To avoid these types of citation biases, we at Elevate advise you to stick to two simple rules. First, only cite works that are relevant to your scientific story, nothing more, nothing less. Cite relevant papers based on the science, not the popularity of the journal in which the paper was published or the reputation of the authors. Cite papers that not only support your findings but also challenge them. This will establish trust with your readers (including the editors and reviewers) and also help provide valuable context for your paper.
Second, be selective and balanced in how you cite. Unless you’re writing a review, you need to present a selection of the literature, rather than a thorough overview. Maintain balance by looking for relevant studies that are published outside your own geographical area. Also, balance self-citations and citations to collaborators’ works with citations to the works of others. And, as the International Committee of Medical Journal Editors (ICMJE) states in their ethical guidelines: “References should not be used […] to promote self-interests”.

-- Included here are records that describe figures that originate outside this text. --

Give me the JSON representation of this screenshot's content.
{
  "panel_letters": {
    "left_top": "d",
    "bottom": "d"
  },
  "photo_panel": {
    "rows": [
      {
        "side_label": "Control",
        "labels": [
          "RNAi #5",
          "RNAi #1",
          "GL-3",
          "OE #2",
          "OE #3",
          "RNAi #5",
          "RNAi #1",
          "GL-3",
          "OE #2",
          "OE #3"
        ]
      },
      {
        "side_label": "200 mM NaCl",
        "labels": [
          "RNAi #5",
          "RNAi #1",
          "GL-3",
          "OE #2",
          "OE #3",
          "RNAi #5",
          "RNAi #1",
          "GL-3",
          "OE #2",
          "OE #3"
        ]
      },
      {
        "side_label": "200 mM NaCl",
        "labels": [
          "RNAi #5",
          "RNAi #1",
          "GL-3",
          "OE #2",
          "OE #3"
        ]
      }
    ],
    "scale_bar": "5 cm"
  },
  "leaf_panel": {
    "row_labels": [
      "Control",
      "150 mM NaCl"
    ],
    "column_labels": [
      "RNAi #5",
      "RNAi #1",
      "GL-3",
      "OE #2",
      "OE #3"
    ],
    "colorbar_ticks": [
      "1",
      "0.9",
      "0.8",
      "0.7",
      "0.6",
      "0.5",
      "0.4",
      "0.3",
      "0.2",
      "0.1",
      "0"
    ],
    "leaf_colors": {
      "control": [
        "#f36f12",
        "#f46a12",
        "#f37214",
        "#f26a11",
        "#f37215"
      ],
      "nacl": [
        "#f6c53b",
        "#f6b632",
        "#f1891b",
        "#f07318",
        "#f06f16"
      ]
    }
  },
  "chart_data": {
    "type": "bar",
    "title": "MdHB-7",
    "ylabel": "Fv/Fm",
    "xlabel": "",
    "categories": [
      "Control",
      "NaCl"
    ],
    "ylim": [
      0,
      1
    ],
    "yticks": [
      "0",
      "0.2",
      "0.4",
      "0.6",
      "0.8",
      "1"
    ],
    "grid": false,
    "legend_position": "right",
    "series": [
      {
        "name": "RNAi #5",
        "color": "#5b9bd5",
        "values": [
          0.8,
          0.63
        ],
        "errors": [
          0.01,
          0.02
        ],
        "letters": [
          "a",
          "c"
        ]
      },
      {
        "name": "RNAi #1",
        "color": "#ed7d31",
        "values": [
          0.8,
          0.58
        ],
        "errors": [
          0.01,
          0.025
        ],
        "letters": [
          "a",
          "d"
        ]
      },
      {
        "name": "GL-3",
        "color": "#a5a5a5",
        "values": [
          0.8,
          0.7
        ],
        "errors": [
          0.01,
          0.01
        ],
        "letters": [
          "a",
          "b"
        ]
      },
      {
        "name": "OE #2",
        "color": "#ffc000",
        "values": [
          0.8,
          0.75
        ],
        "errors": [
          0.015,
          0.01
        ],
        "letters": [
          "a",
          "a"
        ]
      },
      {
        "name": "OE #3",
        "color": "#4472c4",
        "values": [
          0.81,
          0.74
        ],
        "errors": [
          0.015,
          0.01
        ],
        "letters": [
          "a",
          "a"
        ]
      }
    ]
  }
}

Distinguish fact from speculation
A more insidious issue with citation practice relates to how claims in a particular published work are treated by subsequent studies. Consider, again, the spinach study. The myth of a decimal-point error can be traced to one scientist hypothesizing about this possibility. However, when this hypothesis was referred to in the literature, it was turned into a fact, a phenomenon called citation transmutation. Untested or incorrect claims can also attain the status of facts by citing papers that don’t actually contain the information (dead-end citations) or by not clearly marking citations to non-peer-reviewed material, such as conference abstracts, making assumptions seem more substantiated (back-door citations).

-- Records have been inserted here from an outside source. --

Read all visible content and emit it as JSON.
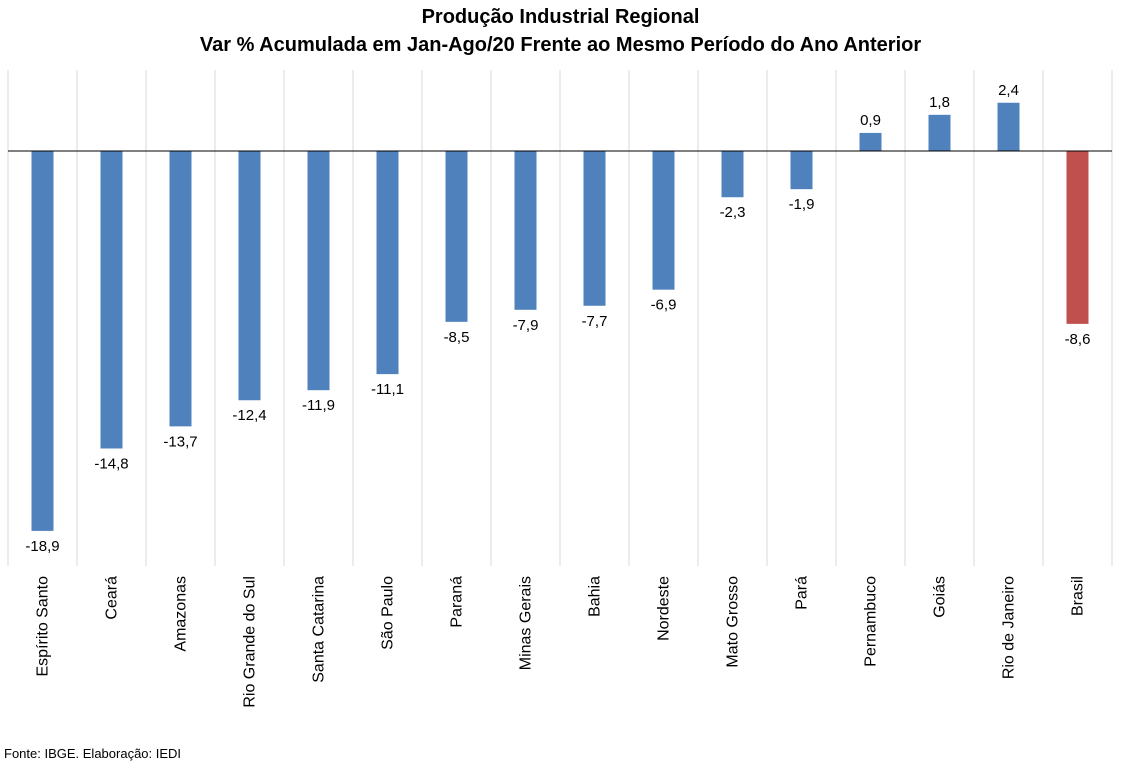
{
  "chart_data": {
    "type": "bar",
    "title": "Produção Industrial Regional",
    "subtitle": "Var % Acumulada em Jan-Ago/20 Frente ao Mesmo Período do Ano Anterior",
    "categories": [
      "Espírito Santo",
      "Ceará",
      "Amazonas",
      "Rio Grande do Sul",
      "Santa Catarina",
      "São Paulo",
      "Paraná",
      "Minas Gerais",
      "Bahia",
      "Nordeste",
      "Mato Grosso",
      "Pará",
      "Pernambuco",
      "Goiás",
      "Rio de Janeiro",
      "Brasil"
    ],
    "values": [
      -18.9,
      -14.8,
      -13.7,
      -12.4,
      -11.9,
      -11.1,
      -8.5,
      -7.9,
      -7.7,
      -6.9,
      -2.3,
      -1.9,
      0.9,
      1.8,
      2.4,
      -8.6
    ],
    "value_labels": [
      "-18,9",
      "-14,8",
      "-13,7",
      "-12,4",
      "-11,9",
      "-11,1",
      "-8,5",
      "-7,9",
      "-7,7",
      "-6,9",
      "-2,3",
      "-1,9",
      "0,9",
      "1,8",
      "2,4",
      "-8,6"
    ],
    "highlight_category": "Brasil",
    "colors": {
      "bar": "#4F81BD",
      "highlight": "#C0504D",
      "gridline": "#D9D9D9",
      "axis": "#000000"
    },
    "xlabel": "",
    "ylabel": "",
    "grid": "vertical separators between categories",
    "legend": "none"
  },
  "source": "Fonte: IBGE. Elaboração: IEDI"
}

Our advice in this regard is to clearly and accurately distinguish between hypotheses, facts and speculation, and to describe the extent to which claims are backed up by (peer-reviewed) evidence.
Read the original source
The ICMJE urges authors to use primary sources containing the original data whenever possible, which echoes what we advise the researchers we work with. It is always worth going back to the original sources of claims – rather than relying solely on descriptions in secondary sources – especially when claims appear to be exaggerated, unexpected or incredible. It was the reliance on secondary information coupled with the lack of healthy scientific scepticism that fuelled the decimal-point myth in the spinach story. An amplification effect can also result in the broad acceptance of a false scientific belief, as Greenberg found in his citation network study. Amplification describes the entrenchment of an unfounded claim by a cascade of authors citing a supportive secondary source (often a review paper) instead of the primary sources. This can lead to an isolation of the critical data, and it makes it difficult to later investigate whether the claims are correct.
To sum up, read the original literature, be honest and balanced in your citations, and clearly separate fact from speculation to ensure that you don’t start the next ‘spinach myth’!
1 The iron content in spinach is similar to other green vegetables and inaccurate scientific methods appear to be the reason for the high value reported by one scientist in the late 19th century.
2 Other examples include the assumed protective factors of breastfeeding on obesity, the role of brain iron, zinc and copper in the Alzheimer’s disease, the relation between a serotonin transporter gene, life stress and depression, and the effectiveness of radiofrequency catheter ablation for atrial fibrillation.